« You invited me. It’s not my custom to go where I’m not invited ».
Avant de tenter d’attraper au vol le manège spiralaire de Lost Highway et de trouver un siège libre sur l’une de ses Cadillac rutilantes, restons sur les bancs qui l’entourent, réservés aux parents émerveillés des sourires de leur progéniture qui, finalement, ne faire rien d’autre que tourner en rond.
Lost Highway est alors un film noir à la plastique impeccable, où les brunes et les blondes sont mystérieuses, les jalousies mortifères et les riches d’affreux pervers. Sur une pellicule glacée, racée et brillante, l’américanité dans toute sa splendeur, un cinéma qui s’autocite et se déploie, instantanément classique, comme dans la séquence d’apparition d’Alice Wakefield sur « This magic moment » de Lou Reed.
Lost Highway est en outre un film de Lynch, qui contamine un paysage classique de ses obsessions déjà bien rodée dans sa filmo. Les couloirs de Blue Velvet, les bruitages de ventilation oppressante, le road trip de Sailor et Lula, la pénétration dans la chair (fugace, mais fondamentale, au moment des passages de Fred Madison à Pete Dayton, et retour) et les visages déformés de Eraserhead, voire d’Elephant Man.
Eraserhead, cauchemar sans fond, n’incitait pas véritablement à la résolution : on s’abîmait volontiers dans un univers parallèle et anxiogène.
Lost Highway, par son ancrage dans une mythologie, voire dans des stéréotype fascine et excite, et donc déconcerte d’autant plus par sa construction. Le thème de la schizophrénie est un grand classique de l’exploitation du point de vue : deux personnalités, deux réalités qui se complètent, s’opposent ou se répondent. Ici, c’est bien plus problématique.
Lynch est d’une perversité redoutable, parce qu’il dissémine tout au long de cette route sans fin une série d’indices malicieusement dédiés à nos esprits formatés par des décennies de film noir et des siècles de littérature. Tout semble construit de manière à ébaucher la possibilité d’une résolution de l’énigme. La dualité des personnages masculins, la brune et la blonde, le père/pervers, et l’unique homme mystère au centre de tout cela… Un monde nocturne et huis clos auquel répondent les extérieurs de carte postale du pavillon des Dayton (écho du générique d’ouverture de Blue Velvet, encore…) Les cadres photos, les lieux, les convergences, autant d’éléments qui nous amènent à considérer le film comme un puzzle qu’on nous défie d’être en mesure de réassembler.
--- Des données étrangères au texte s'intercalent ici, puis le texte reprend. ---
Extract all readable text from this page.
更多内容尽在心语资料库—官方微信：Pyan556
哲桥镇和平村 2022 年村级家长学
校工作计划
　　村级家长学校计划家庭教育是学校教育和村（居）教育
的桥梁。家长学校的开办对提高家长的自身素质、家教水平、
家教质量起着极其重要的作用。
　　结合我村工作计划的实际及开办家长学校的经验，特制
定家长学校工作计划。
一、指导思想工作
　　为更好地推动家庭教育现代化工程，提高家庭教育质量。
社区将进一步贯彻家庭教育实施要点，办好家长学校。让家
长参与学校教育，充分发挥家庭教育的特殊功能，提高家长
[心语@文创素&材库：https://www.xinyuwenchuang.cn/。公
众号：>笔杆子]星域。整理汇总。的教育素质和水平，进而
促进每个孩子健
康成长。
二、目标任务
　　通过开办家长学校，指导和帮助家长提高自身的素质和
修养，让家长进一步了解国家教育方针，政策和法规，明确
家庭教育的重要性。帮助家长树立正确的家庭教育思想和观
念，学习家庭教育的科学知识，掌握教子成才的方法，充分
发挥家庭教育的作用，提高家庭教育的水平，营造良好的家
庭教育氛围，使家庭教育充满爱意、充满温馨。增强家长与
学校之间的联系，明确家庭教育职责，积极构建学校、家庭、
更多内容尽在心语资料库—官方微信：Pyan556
Et là, le cauchemar commence. Parce que le puzzle n’est qu’en deux dimensions, parce qu’un chronotope ne suffit pas, parce qu’une ligne directrice est insuffisante.
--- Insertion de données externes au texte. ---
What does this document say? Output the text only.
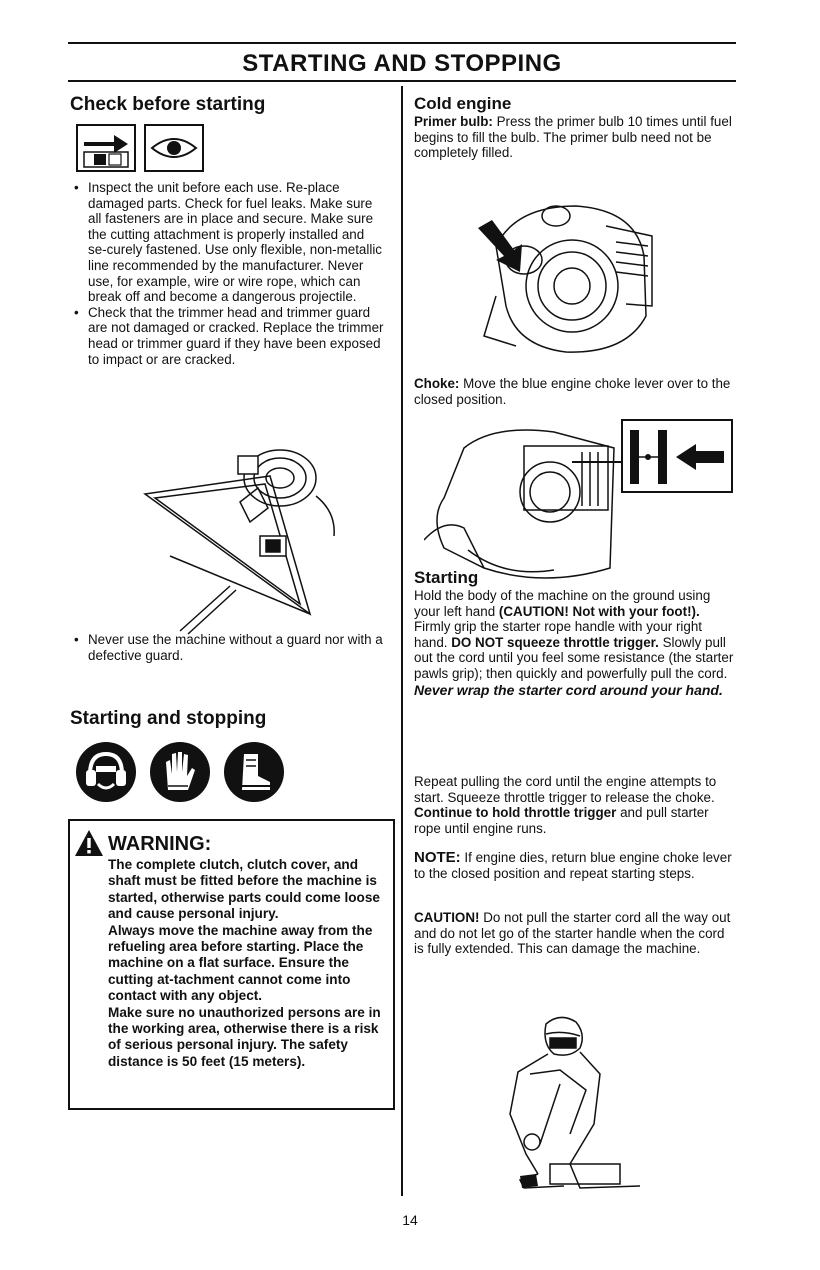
STARTING AND STOPPING
Check before starting
• Inspect the unit before each use. Re-place damaged parts. Check for fuel leaks. Make sure all fasteners are in place and secure. Make sure the cutting attachment is properly installed and se-curely fastened. Use only flexible, non-metallic line recommended by the manufacturer. Never use, for example, wire or wire rope, which can break off and become a dangerous projectile.
• Check that the trimmer head and trimmer guard are not damaged or cracked. Replace the trimmer head or trimmer guard if they have been exposed to impact or are cracked.
• Never use the machine without a guard nor with a defective guard.
Starting and stopping
WARNING:
The complete clutch, clutch cover, and shaft must be fitted before the machine is started, otherwise parts could come loose and cause personal injury.
Always move the machine away from the refueling area before starting. Place the machine on a flat surface. Ensure the cutting at-tachment cannot come into contact with any object.
Make sure no unauthorized persons are in the working area, otherwise there is a risk of serious personal injury. The safety distance is 50 feet (15 meters).
Cold engine
Primer bulb: Press the primer bulb 10 times until fuel begins to fill the bulb. The primer bulb need not be completely filled.
Choke: Move the blue engine choke lever over to the closed position.
Starting
Hold the body of the machine on the ground using your left hand (CAUTION! Not with your foot!).
Firmly grip the starter rope handle with your right hand. DO NOT squeeze throttle trigger. Slowly pull out the cord until you feel some resistance (the starter pawls grip); then quickly and powerfully pull the cord.
Never wrap the starter cord around your hand.
Repeat pulling the cord until the engine attempts to start. Squeeze throttle trigger to release the choke. Continue to hold throttle trigger and pull starter rope until engine runs.
NOTE: If engine dies, return blue engine choke lever to the closed position and repeat starting steps.
CAUTION! Do not pull the starter cord all the way out and do not let go of the starter handle when the cord is fully extended. This can damage the machine.
14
Je ne reviendrai pas sur toutes les théories possibles sur le rêve et la réalité, sur les fantasmes et la dimension psychanalytique, qui tous ont droit de cité.
Ce qui m’intéresse, c’est de considérer que les deux récits pourraient être considérés comme deux bandes clairement séparées avec, de temps à autre, des passerelles, des échos, des béances qui font que l’une semble être le revers de l’autre. Les routes qui ouvrent et ferment le film, qu’elles aillent dans des directions opposées, se rejoignent à l’infini ou non, en sont l’élément programmatique. Lynch construit une impossibilité dont le titre se fait l’écho : une autoroute perdue, c’est d’une beauté absolue, parce que c’est impossible, parce que c’est fantasmable. Nous sommes ici, au sens étymologique du terme, au cœur même de l’utopie.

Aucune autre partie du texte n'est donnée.